Daniel McGee Robert (born August 30, 1994) is an American professional baseball pitcher in the Philadelphia Phillies organization. He has previously played in Major League Baseball (MLB) for the Texas Rangers.

==Amateur career==
Robert attended Briarwood Christian School in Birmingham, Alabama. In his sophomore season of 2011, Robert hit .556 with 10 home runs and 48 RBIs and was named the 2011 Birmingham News Metro Baseball Player of the Year. Robert played receiver on the football team in high school. Undrafted out of high school in 2013, Robert attended Auburn University and played college baseball for the Auburn Tigers. At Auburn, Robert played mainly first base and outfield. He enjoyed his best season as a senior in 2017; hitting .290/.402/.429/.830 with 5 home runs and 45 RBI, while recording a 2.16 ERA over 6 appearances on the mound. Robert was drafted by the Texas Rangers in the 21st round of the 2017 MLB draft as a pitcher.

==Professional career==
===Texas Rangers===
Robert agreed to sign with Texas for a $5,000 signing bonus, but during his physical an MRI revealed a torn UCL. Texas voided his contract and he underwent Tommy John surgery. After rehabbing for six months Robert attended an open tryout with Texas and was signed to a minor league contract in 2018. He spent the remainder of the season in rehabilitation. Robert split his professional debut season of 2019 between the Spokane Indians of the Low–A Northwest League and the Hickory Crawdads of the Single–A South Atlantic League, going 2–1 with a 0.99 ERA and 50 strikeouts over 36 1/3 innings. He did not play in a game in 2020 due to the cancellation of the minor league season because of the COVID-19 pandemic.

Robert split the 2021 season between the Arizona Complex League Rangers of the Rookie-level Arizona Complex League, Hickory, and the Frisco RoughRiders of the Double-A Central, going a combined 0–1 with a 2.78 ERA and 42 strikeouts over 22 2/3 innings. Robert spent the 2022 season with the Round Rock Express of the Triple-A Pacific Coast League and struggled to a 4–4 record with a 6.28 ERA over 38 2/3 innings. He followed the 2022 season by appearing in eight games for the Surprise Saguaros of the Arizona Fall League. Robert received a non-roster invitation to major league spring training in 2023 and returned to Round Rock for the season, going 1–2 with a 4.40 with 51 strikeouts over 43 innings.

Robert began the 2024 campaign with Round Rock, compiling a 2.35 ERA with 40 strikeouts and 5 saves across 25 appearances. On July 8, 2024, Robert was selected to the 40-man roster and promoted to the major leagues for the first time. In 4 appearances for the Rangers during his rookie campaign, he logged a 1–0 record and 3.18 ERA with 6 strikeouts across 5 2/3 innings pitched.

Robert was optioned to Triple-A Round Rock to begin the 2025 season. Robert was designated for assignment by the Rangers on April 28, 2025.

===Philadelphia Phillies===
On May 1, 2025, Robert was traded to the Philadelphia Phillies in exchange for Enrique Segura. In 15 appearances for Philadelphia, he recorded a 4.15 ERA with 15 strikeouts over 13 innings of work. On September 3, Robert was placed on the injured list due to a right forearm strain. He was transferred to the 60-day injured list on September 8, officially ending his season. On November 21, Robert was non-tendered by Philadelphia and became a free agent.

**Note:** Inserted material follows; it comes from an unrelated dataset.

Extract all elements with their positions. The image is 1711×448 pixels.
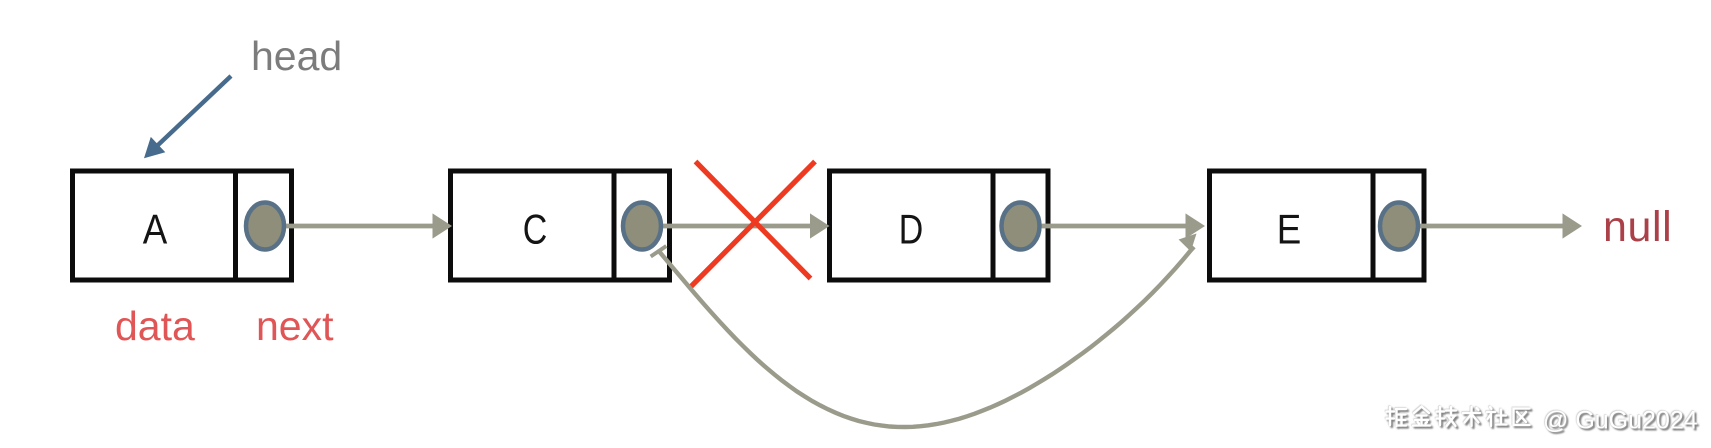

On February 3, 2026, Robert re-signed with the Phillies organization on a minor league contract. On April 3, he underwent a cardiac ablation procedure after suffering two cardiac events within a five-month span. On June 5, the Phillies announced that Robert would not play during the 2026 season.

==Personal life==
Daniel's father, Greg Robert, played football at Auburn University from 1968 to 1969 as an offensive lineman.

On October 31, 2025, Robert suffered a cardiac event during his final bullpen session of the year, and was saved through the use of CPR and a defibrillator; he subsequently had a implantable cardioverter-defibrillator implanted in his chest. On March 22, 2026, Robert suffered a second cardiac event during a spring training throwing session, and was released from the hospital shortly thereafter.